Thursday, January 12, 2017

Awful Sleepers

For some reason God decided to bless me with awful sleepers. Maybe it was payback for all those years of sleeping in until noon? Who knows. I have learned some things along the way and although I do not feel like I am an expert by any means I will share in hopes a sleep deprived mom might 
find them helpful one day. 

1) Don't take it personal. THIS this was hard for me. I am a stay at home mom so this is all 
I know. Imagine your boss telling you despite all of your efforts you are not good enough. Somewhere in the blood curdling screams I loose all confidence in my mom abilities. However, it's not me, its just how it works sometimes. 

2) I'm not alone. I seem to make strong willed, sensitive babies. That's okay. I thought I had just "ruined" my first child. Maybe too much rocking, or holding but let me tell you. It's not you and even though it seems like everyone else's kids sleep, they don't. Sometimes they just don't have to deal with them 24/7 so thats not all they know to talk about or maybe they think they are all alone. 

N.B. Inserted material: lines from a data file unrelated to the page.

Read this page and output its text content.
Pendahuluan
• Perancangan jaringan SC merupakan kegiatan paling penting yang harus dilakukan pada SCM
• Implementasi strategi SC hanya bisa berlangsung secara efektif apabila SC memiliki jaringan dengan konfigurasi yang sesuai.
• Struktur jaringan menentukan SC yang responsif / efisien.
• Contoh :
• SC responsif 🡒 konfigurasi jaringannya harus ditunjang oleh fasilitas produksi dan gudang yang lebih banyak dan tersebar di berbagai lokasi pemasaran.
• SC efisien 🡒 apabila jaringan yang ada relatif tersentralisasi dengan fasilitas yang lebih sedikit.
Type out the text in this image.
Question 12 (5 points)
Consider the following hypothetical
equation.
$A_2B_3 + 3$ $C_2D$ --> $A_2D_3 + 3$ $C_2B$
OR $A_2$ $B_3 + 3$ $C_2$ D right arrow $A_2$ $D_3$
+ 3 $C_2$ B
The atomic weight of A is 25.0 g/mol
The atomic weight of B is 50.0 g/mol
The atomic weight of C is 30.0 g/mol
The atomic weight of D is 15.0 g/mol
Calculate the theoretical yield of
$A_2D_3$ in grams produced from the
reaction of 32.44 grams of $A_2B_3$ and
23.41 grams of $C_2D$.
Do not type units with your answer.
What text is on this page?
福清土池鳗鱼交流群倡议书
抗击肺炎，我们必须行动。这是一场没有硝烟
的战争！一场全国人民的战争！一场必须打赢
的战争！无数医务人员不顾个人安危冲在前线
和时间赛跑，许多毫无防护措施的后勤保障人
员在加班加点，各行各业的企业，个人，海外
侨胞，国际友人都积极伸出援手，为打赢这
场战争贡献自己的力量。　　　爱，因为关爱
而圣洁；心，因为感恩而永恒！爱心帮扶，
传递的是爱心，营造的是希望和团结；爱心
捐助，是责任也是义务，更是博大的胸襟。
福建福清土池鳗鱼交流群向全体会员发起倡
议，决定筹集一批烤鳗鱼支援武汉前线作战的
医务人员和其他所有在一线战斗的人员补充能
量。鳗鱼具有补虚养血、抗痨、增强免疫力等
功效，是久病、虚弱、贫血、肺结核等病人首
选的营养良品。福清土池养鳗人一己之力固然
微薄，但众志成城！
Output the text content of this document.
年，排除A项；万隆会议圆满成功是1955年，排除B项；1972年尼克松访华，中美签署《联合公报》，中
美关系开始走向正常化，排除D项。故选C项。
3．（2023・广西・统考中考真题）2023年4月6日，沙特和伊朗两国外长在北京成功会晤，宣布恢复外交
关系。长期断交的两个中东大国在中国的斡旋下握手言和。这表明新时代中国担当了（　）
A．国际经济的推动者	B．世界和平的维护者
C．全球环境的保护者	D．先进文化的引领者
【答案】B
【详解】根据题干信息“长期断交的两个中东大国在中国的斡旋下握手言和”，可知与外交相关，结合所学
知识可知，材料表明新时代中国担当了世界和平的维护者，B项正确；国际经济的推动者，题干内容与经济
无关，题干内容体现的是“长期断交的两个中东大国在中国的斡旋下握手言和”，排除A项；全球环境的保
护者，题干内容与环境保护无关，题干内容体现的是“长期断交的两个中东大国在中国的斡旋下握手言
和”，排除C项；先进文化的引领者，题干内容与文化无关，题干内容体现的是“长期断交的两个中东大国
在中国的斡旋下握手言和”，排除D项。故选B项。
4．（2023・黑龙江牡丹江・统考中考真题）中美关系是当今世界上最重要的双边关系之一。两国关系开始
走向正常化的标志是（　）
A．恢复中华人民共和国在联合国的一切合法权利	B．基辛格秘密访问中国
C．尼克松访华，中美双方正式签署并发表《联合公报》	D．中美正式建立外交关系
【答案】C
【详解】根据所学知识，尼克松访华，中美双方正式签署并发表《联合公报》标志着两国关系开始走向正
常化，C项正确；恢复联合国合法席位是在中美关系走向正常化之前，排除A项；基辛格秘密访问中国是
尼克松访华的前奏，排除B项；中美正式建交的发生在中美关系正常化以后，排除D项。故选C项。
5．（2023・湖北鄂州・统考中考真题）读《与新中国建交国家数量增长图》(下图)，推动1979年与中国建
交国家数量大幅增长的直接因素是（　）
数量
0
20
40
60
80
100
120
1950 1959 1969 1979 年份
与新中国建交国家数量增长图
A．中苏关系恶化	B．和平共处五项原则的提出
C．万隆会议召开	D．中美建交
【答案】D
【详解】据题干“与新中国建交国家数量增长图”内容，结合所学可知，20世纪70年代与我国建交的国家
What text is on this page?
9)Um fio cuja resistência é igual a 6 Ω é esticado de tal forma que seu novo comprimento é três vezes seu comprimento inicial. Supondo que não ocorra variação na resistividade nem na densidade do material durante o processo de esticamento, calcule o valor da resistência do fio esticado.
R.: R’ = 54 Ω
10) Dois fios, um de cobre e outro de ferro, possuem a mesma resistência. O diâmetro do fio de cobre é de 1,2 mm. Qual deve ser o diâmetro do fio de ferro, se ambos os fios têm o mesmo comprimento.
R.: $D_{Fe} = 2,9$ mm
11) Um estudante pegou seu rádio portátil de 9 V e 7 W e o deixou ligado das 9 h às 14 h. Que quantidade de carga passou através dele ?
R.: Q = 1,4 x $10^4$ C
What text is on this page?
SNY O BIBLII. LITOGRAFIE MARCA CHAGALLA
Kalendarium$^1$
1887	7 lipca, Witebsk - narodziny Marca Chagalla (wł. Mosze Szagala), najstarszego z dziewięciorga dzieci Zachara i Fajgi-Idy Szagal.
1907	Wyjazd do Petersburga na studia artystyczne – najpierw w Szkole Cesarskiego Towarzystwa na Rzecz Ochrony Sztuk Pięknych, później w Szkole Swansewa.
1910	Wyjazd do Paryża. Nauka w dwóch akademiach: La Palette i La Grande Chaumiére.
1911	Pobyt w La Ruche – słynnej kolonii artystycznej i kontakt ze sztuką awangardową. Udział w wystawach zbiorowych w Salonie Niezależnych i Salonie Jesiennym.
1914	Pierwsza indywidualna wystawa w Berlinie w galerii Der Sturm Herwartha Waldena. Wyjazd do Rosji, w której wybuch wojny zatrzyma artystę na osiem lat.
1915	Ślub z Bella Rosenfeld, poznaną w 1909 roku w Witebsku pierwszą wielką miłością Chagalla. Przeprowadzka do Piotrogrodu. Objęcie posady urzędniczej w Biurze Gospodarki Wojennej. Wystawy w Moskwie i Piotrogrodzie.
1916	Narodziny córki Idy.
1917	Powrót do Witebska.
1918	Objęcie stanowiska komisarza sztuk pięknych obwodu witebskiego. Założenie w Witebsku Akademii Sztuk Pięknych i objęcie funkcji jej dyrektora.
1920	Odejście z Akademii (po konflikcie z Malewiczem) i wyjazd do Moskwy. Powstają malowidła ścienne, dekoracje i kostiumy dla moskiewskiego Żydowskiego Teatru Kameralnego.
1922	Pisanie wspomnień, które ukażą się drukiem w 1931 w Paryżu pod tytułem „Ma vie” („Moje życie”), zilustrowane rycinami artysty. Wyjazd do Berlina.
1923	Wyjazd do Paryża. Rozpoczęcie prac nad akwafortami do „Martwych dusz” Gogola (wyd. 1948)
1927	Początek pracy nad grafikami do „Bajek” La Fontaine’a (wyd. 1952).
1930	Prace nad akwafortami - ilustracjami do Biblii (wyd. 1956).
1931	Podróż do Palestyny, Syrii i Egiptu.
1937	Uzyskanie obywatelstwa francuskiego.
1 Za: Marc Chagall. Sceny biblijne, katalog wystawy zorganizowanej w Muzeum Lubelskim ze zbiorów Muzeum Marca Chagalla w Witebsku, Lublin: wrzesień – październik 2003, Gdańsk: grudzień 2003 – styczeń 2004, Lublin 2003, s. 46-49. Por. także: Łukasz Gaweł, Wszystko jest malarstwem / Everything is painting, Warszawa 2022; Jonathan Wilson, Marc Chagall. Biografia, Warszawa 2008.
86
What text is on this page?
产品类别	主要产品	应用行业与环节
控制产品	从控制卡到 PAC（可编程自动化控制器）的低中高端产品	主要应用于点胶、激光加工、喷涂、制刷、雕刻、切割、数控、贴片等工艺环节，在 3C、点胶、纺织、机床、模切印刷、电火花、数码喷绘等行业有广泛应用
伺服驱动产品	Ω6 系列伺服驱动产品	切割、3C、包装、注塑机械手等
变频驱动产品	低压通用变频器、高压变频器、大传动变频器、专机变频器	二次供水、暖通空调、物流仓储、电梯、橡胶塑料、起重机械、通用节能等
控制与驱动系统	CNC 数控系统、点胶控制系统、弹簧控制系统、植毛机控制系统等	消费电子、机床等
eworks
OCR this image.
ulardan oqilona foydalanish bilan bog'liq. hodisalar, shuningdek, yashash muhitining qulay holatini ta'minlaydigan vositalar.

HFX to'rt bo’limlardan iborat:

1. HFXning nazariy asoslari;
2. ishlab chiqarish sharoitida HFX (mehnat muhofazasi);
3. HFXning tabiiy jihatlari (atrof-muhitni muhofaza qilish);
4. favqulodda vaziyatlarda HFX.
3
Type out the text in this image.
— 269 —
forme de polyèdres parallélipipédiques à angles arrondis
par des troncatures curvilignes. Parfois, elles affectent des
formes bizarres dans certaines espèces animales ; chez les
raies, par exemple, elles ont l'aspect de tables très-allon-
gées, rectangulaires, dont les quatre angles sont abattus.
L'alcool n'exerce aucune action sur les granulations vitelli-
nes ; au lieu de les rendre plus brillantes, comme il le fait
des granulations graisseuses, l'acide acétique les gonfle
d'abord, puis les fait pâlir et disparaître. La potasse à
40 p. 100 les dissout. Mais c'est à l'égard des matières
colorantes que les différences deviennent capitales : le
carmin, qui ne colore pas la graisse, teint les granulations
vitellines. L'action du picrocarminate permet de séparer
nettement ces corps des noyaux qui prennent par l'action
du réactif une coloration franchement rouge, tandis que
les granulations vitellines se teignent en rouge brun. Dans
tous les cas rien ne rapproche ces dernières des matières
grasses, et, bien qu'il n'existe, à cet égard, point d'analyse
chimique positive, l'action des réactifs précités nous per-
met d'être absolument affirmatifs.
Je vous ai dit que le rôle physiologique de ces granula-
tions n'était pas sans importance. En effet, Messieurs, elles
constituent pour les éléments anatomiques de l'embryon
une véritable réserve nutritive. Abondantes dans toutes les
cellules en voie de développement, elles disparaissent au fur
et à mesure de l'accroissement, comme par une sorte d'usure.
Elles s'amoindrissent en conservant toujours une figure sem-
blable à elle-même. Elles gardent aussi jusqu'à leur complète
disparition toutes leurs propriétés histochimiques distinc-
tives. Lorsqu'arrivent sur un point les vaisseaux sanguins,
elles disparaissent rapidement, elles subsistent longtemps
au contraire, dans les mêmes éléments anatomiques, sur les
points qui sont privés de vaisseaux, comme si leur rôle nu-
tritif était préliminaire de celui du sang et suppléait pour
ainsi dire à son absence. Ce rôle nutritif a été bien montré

3) Just walk away. Its always better to walk away and let them scream for five minutes then to have everyone screaming. I think every tired mom has used a four letter word in the middle of the night. I have found if I put them in their cribs, walk to the other room and just breath its so much better to go back in. 

4) Drink up. That's right just take shots...of caffeine. Ha! Don't worry I'm not that far gone yet. But really drink a cup of coffee or go on a walk. Just something for energy. Although I know sometimes sugar and caffeine are bad in moderation they can do wonders. I used to fight and fight for people to go back to sleep but sometimes I can trick myself in just getting up if there is coffee involved. Let's be real no one is going back to sleep especially after 6am. 


So that's all I got. Don't give up hope my friend. Soon they will be teenagers.